Lauren Bowen vom National Institute of Neurological Disorders and Stroke hat diese Art von Problemen nicht erwartet. «Der Gedächtnisverlust beeinflusste den Alltag dieser Menschen. Manche hatten das Gefühl, nicht in die Schule oder in normale Jobs zurückzukehren. Manche litten unter schweren Schlafstörungen.» Eine Ebola-Infektion hat verheerende Folgen für den Körper. Manche der Symptome können sich mit der Heilung des Körpers wieder verbessern. Andere sind auf soziale Traumata zurückzuführen.
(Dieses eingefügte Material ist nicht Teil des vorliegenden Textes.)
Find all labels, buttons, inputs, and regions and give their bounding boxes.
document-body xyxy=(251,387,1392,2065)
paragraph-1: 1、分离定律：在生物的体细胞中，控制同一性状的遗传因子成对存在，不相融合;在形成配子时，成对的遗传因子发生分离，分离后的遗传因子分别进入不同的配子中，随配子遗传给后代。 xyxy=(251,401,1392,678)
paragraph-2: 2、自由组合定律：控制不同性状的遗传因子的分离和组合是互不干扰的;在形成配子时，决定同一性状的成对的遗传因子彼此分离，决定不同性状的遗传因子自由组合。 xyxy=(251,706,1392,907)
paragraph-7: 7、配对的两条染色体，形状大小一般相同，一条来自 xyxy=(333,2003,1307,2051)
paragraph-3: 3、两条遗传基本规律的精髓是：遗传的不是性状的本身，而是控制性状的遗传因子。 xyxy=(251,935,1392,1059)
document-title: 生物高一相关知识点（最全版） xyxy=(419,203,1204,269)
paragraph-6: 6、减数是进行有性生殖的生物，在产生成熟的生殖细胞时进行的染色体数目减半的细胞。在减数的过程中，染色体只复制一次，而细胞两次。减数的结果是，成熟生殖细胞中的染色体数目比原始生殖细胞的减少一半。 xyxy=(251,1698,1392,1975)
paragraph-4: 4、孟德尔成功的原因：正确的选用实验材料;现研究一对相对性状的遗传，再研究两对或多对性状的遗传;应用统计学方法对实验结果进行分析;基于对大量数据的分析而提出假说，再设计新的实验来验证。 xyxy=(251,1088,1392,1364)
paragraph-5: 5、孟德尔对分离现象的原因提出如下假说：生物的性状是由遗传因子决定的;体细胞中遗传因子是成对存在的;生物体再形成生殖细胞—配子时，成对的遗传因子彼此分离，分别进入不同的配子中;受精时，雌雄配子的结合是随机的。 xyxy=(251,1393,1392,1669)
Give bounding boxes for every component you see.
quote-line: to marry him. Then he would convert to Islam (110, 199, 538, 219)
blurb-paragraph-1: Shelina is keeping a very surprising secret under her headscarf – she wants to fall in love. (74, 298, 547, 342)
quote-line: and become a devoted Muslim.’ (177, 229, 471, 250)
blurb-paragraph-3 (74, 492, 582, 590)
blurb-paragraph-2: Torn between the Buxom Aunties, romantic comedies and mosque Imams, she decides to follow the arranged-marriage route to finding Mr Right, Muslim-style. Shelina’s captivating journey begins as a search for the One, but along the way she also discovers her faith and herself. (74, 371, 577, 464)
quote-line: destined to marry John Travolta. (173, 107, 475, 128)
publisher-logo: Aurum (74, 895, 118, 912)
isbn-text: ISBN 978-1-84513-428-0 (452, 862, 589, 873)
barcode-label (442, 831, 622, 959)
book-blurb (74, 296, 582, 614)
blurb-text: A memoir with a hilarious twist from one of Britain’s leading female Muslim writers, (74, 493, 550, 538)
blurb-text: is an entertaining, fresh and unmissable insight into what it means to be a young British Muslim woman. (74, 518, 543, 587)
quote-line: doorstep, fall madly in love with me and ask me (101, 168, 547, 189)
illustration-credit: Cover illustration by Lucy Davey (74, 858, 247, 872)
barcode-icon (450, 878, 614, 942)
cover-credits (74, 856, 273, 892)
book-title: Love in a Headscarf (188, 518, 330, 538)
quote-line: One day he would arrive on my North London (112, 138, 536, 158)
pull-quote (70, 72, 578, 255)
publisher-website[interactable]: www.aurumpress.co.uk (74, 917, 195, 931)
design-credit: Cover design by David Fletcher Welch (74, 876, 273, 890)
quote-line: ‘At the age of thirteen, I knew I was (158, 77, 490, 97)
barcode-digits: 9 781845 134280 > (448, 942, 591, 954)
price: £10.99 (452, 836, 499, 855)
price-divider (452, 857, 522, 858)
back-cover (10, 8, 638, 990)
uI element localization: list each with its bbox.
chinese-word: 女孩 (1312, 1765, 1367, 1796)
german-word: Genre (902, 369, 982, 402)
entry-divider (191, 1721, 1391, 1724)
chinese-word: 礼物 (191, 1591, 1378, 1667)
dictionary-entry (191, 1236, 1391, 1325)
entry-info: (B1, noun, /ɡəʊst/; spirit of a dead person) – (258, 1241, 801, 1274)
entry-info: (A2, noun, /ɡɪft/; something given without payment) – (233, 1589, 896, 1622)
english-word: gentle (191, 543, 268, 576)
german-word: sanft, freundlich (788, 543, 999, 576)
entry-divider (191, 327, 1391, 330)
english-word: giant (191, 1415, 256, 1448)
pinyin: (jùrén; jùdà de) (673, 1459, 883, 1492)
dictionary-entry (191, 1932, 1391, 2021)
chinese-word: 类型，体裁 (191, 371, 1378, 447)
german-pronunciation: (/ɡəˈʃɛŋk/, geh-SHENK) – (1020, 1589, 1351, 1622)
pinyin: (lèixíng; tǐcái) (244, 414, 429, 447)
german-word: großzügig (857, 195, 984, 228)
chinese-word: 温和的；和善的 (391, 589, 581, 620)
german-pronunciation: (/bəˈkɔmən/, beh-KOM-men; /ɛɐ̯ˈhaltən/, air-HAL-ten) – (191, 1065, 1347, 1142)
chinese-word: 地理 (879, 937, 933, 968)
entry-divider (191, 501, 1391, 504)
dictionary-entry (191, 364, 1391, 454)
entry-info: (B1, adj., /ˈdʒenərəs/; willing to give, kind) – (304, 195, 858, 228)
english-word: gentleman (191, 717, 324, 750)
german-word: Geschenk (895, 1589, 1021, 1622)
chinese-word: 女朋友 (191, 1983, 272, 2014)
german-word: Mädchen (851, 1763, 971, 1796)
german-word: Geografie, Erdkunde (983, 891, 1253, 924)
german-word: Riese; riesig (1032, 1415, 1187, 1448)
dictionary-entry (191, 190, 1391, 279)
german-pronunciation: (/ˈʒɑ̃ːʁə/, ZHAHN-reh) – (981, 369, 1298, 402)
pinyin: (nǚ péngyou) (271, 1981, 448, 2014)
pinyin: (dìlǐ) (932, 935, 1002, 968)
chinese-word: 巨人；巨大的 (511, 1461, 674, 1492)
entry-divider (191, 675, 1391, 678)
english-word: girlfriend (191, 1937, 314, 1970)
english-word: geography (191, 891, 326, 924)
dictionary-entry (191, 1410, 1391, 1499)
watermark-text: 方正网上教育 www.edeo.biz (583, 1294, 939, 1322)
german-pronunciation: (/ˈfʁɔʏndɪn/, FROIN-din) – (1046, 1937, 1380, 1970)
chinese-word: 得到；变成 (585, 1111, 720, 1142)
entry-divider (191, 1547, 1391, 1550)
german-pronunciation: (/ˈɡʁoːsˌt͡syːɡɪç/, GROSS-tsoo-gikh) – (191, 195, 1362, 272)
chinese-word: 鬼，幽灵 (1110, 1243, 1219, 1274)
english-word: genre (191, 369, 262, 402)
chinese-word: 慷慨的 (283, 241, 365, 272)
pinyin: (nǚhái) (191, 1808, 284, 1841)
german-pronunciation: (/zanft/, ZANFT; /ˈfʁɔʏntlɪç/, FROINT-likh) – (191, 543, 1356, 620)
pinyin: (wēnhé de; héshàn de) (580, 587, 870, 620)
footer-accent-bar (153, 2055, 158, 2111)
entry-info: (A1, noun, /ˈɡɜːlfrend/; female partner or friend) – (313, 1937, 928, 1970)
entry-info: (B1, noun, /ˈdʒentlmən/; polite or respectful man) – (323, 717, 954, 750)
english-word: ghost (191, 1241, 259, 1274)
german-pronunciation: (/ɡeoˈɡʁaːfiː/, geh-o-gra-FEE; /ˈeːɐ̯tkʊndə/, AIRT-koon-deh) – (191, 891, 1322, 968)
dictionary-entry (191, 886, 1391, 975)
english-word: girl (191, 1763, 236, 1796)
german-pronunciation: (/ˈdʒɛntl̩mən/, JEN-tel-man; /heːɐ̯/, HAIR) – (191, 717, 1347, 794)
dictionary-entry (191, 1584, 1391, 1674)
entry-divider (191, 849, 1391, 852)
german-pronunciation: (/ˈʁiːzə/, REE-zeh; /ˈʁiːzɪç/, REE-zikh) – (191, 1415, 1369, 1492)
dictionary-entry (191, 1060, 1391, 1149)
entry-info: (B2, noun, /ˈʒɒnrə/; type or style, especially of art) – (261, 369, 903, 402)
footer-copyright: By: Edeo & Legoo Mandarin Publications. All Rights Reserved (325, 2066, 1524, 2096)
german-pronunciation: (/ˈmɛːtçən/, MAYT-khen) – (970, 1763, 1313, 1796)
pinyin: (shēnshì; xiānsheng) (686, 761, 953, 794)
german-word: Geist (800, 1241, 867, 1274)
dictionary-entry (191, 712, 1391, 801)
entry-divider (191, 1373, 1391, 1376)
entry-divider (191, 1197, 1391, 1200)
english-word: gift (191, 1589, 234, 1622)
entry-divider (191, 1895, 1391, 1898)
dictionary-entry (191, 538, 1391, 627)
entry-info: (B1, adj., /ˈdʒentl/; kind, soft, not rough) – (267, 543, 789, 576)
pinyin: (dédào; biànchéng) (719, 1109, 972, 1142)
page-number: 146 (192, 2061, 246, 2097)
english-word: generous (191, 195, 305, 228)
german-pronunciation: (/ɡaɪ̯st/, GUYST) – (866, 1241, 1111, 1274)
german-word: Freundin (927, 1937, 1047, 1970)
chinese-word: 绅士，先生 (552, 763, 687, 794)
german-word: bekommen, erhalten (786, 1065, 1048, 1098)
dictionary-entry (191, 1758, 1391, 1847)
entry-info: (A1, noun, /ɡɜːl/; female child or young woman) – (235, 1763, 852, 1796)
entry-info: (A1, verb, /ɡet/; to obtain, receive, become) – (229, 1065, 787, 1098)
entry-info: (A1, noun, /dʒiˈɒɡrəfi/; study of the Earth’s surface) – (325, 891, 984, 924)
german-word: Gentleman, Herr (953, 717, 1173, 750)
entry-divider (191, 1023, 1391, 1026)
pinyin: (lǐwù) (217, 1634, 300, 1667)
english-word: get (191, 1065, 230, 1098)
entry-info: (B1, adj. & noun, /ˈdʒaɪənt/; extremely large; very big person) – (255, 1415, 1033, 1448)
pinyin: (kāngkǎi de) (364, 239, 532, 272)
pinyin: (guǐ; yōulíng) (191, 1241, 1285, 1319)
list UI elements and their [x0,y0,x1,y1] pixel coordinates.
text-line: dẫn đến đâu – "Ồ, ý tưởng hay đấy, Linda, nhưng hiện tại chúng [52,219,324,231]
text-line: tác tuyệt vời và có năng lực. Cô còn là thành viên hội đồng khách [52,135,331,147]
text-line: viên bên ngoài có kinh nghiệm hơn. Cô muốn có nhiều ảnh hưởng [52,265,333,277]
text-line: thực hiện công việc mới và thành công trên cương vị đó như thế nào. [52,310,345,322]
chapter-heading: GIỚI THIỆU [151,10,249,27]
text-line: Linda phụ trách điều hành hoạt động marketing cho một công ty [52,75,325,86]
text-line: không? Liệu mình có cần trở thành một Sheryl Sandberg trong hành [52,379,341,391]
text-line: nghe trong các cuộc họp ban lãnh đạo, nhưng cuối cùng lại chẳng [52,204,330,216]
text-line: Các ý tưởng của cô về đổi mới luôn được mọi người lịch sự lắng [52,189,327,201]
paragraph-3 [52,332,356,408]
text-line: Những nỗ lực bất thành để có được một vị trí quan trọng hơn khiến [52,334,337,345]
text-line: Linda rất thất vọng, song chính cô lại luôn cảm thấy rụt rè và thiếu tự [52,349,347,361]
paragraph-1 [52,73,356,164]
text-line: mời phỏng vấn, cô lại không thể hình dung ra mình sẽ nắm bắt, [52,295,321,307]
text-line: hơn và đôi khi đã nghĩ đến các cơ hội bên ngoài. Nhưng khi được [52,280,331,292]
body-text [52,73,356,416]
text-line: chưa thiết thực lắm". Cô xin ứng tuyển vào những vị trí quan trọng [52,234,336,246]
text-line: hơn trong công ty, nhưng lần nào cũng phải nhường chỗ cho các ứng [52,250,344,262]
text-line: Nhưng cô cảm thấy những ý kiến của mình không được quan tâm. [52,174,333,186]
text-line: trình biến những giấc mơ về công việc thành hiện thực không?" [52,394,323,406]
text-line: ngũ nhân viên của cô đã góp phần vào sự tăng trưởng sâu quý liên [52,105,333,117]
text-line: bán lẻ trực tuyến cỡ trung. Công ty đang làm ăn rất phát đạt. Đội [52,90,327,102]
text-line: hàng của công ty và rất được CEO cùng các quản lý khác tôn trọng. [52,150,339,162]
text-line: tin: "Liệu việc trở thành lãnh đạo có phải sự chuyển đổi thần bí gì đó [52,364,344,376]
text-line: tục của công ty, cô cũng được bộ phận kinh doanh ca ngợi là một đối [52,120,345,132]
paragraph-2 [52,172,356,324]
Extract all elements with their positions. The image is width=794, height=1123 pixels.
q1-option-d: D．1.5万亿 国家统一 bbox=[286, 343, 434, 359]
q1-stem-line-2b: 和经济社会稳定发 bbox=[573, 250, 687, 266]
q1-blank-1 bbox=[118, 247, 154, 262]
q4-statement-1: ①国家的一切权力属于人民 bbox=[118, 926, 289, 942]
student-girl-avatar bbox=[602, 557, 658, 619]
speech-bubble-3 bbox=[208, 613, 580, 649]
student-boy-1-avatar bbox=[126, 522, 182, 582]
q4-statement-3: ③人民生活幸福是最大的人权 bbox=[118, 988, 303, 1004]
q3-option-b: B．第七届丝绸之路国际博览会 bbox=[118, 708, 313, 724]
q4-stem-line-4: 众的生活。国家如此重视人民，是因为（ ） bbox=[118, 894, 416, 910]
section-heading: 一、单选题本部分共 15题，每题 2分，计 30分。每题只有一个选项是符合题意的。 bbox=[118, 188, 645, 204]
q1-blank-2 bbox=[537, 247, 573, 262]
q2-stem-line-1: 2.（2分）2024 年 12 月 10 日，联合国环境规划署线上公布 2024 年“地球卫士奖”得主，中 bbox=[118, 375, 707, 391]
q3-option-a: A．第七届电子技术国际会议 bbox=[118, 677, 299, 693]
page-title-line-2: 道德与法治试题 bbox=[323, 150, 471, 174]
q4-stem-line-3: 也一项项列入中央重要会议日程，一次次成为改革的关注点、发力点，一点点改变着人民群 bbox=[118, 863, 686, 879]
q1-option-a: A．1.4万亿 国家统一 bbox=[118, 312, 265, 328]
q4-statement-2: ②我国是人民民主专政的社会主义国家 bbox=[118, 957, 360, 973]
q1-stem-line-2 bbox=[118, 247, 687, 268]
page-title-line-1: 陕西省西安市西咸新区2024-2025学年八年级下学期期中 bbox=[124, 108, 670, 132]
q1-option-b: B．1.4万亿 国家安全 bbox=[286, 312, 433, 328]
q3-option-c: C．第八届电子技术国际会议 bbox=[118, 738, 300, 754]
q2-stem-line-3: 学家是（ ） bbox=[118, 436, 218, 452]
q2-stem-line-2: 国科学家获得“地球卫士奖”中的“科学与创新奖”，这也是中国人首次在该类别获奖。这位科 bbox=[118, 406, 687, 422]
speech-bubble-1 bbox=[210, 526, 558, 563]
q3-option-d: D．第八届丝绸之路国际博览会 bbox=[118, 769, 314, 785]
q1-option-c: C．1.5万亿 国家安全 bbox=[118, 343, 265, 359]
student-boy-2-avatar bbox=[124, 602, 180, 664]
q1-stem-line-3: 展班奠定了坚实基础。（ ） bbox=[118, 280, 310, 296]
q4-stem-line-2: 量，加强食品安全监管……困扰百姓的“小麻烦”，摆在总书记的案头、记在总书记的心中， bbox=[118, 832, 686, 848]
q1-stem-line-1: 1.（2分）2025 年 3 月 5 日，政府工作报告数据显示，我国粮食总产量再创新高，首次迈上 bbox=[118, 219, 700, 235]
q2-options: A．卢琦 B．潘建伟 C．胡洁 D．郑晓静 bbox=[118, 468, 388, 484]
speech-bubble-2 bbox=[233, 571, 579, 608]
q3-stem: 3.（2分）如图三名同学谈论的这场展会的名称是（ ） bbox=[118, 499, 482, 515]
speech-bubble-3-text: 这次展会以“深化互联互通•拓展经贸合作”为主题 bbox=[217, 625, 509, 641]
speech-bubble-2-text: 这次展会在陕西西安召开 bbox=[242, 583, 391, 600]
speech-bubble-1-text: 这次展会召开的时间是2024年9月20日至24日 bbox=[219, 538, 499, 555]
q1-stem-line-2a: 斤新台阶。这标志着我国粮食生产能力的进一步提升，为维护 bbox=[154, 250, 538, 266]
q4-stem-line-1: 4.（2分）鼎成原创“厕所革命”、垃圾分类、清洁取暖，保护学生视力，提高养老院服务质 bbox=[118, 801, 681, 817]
Sexuelle Übertragung des Virus

Viele Überlebende werden von ihren Familien und der Gemeinschaft ausgegrenzt. Andere Symptome wie Probleme mit den Augen legen nahe, dass es zu Schädigungen des Gehirns gekommen ist, die unter Umständen nicht mehr heilen. Auf der Conference on Retroviruses and Opportunistic Infections wurden kürzlich Daten präsentiert, die Besorgnis über die sexuelle Übertragung des Virus bei Überlebenden auslösten. Bei 38 Prozent der getesteten Männer konnte das Virus zumindest einmal im Jahr nach ihrer Gesundung nachgewiesen werden. Im schlimmsten Fall wurde Ebola noch 18 Monate später nachgewiesen.